4. Schwarze Johannisbeeren

In schwarzen Johannisbeeren sind um die 170 mg Vitamin C pro 100 g Früchte sind enthalten. Sie werden gerne zu Marmelade, Sirup oder Saft verarbeitet. Das Besondere: Selbst bei der Verarbeitung bleibt der Ascorbinsäure-Gehalt der Beeren relativ stabil.

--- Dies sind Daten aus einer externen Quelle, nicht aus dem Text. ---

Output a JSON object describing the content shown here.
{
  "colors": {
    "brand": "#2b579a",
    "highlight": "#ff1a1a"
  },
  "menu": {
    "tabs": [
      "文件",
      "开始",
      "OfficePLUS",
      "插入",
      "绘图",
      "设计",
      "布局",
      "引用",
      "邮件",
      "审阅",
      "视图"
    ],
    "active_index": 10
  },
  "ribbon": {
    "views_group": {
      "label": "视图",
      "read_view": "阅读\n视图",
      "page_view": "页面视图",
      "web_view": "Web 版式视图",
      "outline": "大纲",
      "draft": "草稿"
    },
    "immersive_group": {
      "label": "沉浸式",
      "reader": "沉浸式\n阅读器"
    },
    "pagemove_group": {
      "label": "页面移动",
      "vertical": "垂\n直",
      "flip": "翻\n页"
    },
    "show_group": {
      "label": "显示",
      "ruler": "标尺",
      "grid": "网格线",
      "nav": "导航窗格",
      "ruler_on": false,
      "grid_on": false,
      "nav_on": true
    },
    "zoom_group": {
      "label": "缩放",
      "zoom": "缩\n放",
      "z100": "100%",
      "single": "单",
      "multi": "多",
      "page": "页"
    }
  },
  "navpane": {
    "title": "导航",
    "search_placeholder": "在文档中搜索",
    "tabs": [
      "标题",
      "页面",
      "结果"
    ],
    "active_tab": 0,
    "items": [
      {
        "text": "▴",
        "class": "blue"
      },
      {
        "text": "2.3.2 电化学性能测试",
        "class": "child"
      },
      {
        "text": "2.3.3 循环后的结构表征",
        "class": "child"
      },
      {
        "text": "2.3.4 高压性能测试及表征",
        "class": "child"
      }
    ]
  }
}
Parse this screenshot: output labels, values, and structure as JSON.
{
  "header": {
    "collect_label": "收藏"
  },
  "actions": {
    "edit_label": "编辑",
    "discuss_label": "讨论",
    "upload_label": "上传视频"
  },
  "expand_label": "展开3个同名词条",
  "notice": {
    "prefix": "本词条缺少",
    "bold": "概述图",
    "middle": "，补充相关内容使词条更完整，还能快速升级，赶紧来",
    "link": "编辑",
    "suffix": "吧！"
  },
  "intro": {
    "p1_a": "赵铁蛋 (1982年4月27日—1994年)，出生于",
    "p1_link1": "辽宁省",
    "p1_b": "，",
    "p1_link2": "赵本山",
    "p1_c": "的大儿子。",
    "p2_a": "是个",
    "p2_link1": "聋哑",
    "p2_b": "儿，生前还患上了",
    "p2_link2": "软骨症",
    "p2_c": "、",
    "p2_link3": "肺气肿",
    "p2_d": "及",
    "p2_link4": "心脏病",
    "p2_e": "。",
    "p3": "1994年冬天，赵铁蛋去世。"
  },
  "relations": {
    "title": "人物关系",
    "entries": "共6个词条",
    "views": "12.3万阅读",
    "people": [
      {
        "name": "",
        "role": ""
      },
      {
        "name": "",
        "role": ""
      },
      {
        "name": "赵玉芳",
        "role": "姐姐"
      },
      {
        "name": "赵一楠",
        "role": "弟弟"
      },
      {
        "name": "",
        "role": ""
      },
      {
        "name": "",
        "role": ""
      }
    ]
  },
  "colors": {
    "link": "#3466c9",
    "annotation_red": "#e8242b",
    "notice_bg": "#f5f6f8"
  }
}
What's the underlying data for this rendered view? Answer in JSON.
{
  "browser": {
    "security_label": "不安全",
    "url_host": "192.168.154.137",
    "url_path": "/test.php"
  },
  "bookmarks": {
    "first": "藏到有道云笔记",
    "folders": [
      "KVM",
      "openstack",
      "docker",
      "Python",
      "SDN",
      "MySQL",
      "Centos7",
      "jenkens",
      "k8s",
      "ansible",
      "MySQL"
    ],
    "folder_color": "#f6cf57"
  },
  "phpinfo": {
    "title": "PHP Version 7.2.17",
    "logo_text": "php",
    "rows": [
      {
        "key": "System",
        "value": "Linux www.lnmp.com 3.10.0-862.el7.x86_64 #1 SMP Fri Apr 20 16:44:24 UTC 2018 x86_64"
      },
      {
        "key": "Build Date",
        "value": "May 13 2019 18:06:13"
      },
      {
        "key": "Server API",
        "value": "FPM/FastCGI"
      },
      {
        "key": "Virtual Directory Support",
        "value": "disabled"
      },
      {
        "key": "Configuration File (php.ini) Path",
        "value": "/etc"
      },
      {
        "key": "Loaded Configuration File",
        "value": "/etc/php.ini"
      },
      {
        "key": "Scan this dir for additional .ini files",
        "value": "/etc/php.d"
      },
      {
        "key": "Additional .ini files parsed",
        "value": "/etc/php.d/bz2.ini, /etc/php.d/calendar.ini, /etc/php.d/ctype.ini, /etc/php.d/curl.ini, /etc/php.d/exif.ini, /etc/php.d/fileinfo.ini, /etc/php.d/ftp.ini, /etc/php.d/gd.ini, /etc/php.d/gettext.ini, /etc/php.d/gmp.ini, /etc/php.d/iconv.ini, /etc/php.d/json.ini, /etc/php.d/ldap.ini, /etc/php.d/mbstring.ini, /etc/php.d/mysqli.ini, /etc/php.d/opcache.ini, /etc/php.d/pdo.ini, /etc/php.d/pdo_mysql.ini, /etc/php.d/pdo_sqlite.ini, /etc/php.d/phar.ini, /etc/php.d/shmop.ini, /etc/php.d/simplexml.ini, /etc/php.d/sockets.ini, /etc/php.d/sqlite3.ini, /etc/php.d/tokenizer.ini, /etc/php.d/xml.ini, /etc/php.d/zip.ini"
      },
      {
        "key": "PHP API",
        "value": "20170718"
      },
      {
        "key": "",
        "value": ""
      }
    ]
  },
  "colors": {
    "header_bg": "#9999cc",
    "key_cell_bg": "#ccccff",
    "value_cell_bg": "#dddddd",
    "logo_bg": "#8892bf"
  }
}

Daneben sind die kleinen schwarzen Powerbeeren übrigens auch noch reich an Eisen und wertvollen sekundären Pflanzenstoffen. Da Vitamin C die Eisenaufnahme im Körper fördert, sind sie optimal für Menschen geeignet, die ein Plus an diesem Spurenelement benötigen.

5. Sanddorn

Sanddorn ist nach der Hagebutte das Vitamin-C-reichste heimische Lebensmittel. Doch anders als die Hagebutte, die hierzulande leider eher selten verzehrt wird, findet Sanddorn immer mehr Anhänger. Frische Sanddornbeeren liefern rund 450 mg Vitamin C pro 100 g. Am meisten davon bleibt im frischen Saft oder in Sanddornmus erhalten. Marmelade oder gekochtes Kompott enthalten nur noch einen Bruchteil des ursprünglichen Vitamin-Wertes.